Skillv1.0.3

ClawScan security

Boring YouTube Publisher · ClawHub's context-aware review of the artifact, metadata, and declared behavior.

BenignMar 27, 2026, 9:00 AM

Verdict: benign
Confidence: medium
Model: gpt-5-mini
Summary: The skill's requirements and runtime instructions are internally consistent with its stated purpose (publishing YouTube videos via Boring), but it requires giving a single embedded MCP link that contains long-lived credentials and will upload your media to Boring's public storage — so review privacy and trust of the provider before use.
Guidance: This skill is coherent for publishing to YouTube via the Boring service, but before installing or using it: (1) only paste your MCP Connector link into the platform's secure Connector field — treat it like a password; (2) understand that media files will be uploaded to Boring's cloud and served from public URLs while being published to YouTube; (3) confirm the OAuth scopes requested (youtube.upload, youtube.readonly) and that you trust boring.aiagent-me.com; (4) if you have sensitive content, test with non-sensitive uploads first and consider creating a dedicated channel or account; (5) you may want to regenerate the MCP token after use and revoke access if you stop using the service. If you need higher assurance about provenance, request source code or a canonical release from the vendor before giving credentials.
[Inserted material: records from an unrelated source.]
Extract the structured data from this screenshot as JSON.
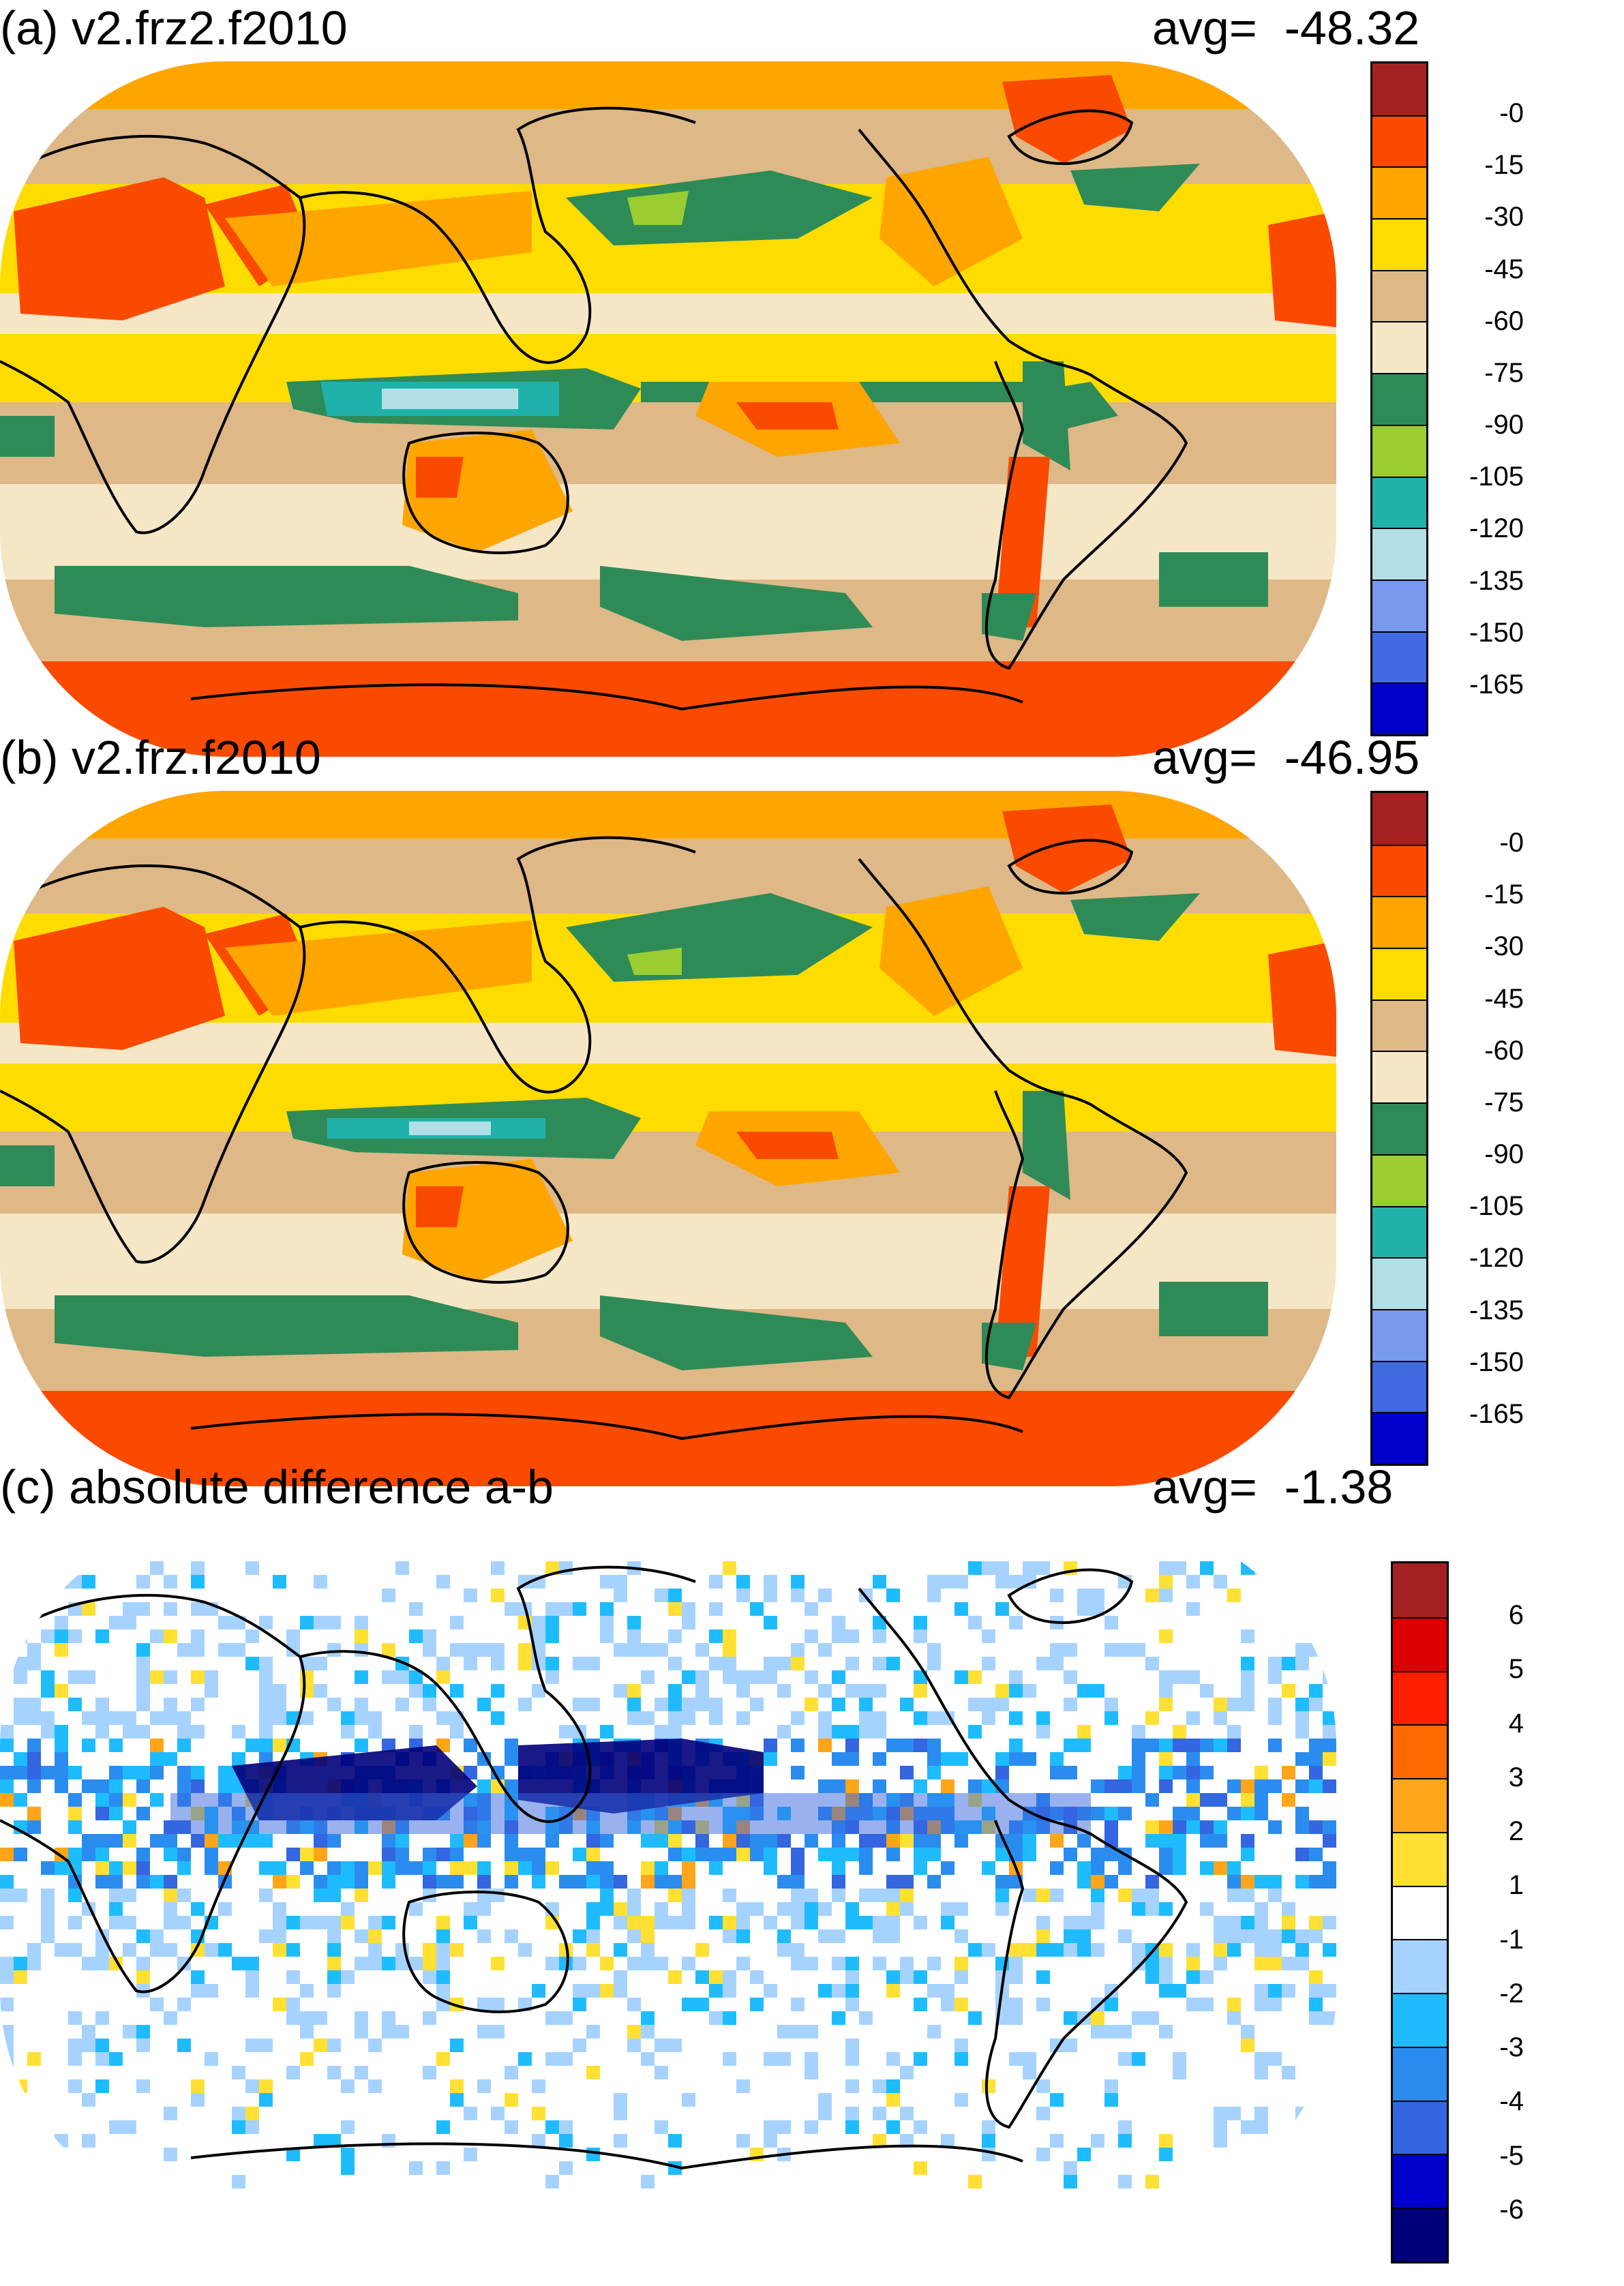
{
  "panels": [
    {
      "id": "a",
      "title": "(a) v2.frz2.f2010",
      "avg_label": "avg=",
      "avg_value": "-48.32",
      "colorbar": {
        "colors": [
          "#a52020",
          "#fa4a00",
          "#ffa500",
          "#ffdc00",
          "#deb887",
          "#f5e6c6",
          "#2e8b57",
          "#9acd32",
          "#20b2aa",
          "#b0e0e6",
          "#7799ee",
          "#4169e1",
          "#0000cd"
        ],
        "labels": [
          "-0",
          "-15",
          "-30",
          "-45",
          "-60",
          "-75",
          "-90",
          "-105",
          "-120",
          "-135",
          "-150",
          "-165"
        ]
      }
    },
    {
      "id": "b",
      "title": "(b) v2.frz.f2010",
      "avg_label": "avg=",
      "avg_value": "-46.95",
      "colorbar": {
        "colors": [
          "#a52020",
          "#fa4a00",
          "#ffa500",
          "#ffdc00",
          "#deb887",
          "#f5e6c6",
          "#2e8b57",
          "#9acd32",
          "#20b2aa",
          "#b0e0e6",
          "#7799ee",
          "#4169e1",
          "#0000cd"
        ],
        "labels": [
          "-0",
          "-15",
          "-30",
          "-45",
          "-60",
          "-75",
          "-90",
          "-105",
          "-120",
          "-135",
          "-150",
          "-165"
        ]
      }
    },
    {
      "id": "c",
      "title": "(c) absolute difference a-b",
      "avg_label": "avg=",
      "avg_value": "-1.38",
      "colorbar": {
        "colors": [
          "#a52020",
          "#dc0000",
          "#ff1e00",
          "#ff6a00",
          "#ffa51a",
          "#ffe033",
          "#ffffff",
          "#a6d2ff",
          "#1ebcff",
          "#2b8cf0",
          "#3366e0",
          "#0000cc",
          "#00007a"
        ],
        "labels": [
          "6",
          "5",
          "4",
          "3",
          "2",
          "1",
          "-1",
          "-2",
          "-3",
          "-4",
          "-5",
          "-6"
        ]
      }
    }
  ]
}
Purpose & Capability: okName/description (uploading to YouTube via Boring) matches the instructions. The declared single required config (MCP Connector link with embedded auth token) is exactly what the instructions use to call boring_* endpoints and publish to YouTube.
Instruction Scope: noteInstructions are focused on uploads and metadata and do not ask the agent to read unrelated local files or env vars. They do, however, instruct uploading user media to Boring's Google Cloud Storage (public URLs) so Boring can call YouTube on the user's behalf — this is expected for this integration but has privacy implications (user media becomes hosted on the third party).
Install Mechanism: okNo install spec or code files — instruction-only. Lowest installation risk (nothing written to disk by the skill itself).
Credentials: noteNo environment variables or local credentials requested. The single required credential is an MCP link containing embedded OAuth tokens (treated like a password). That is proportional to the stated function but grants Boring full delegated access to the user's YouTube account/channel — a sensitive, high-privilege credential that should be handled carefully.
Persistence & Privilege: okSkill is not always-enabled and contains no install hooks or instructions to modify other skills or system settings. It relies on the user adding the MCP link as a Connector (platform-level action) which is expected for this integration.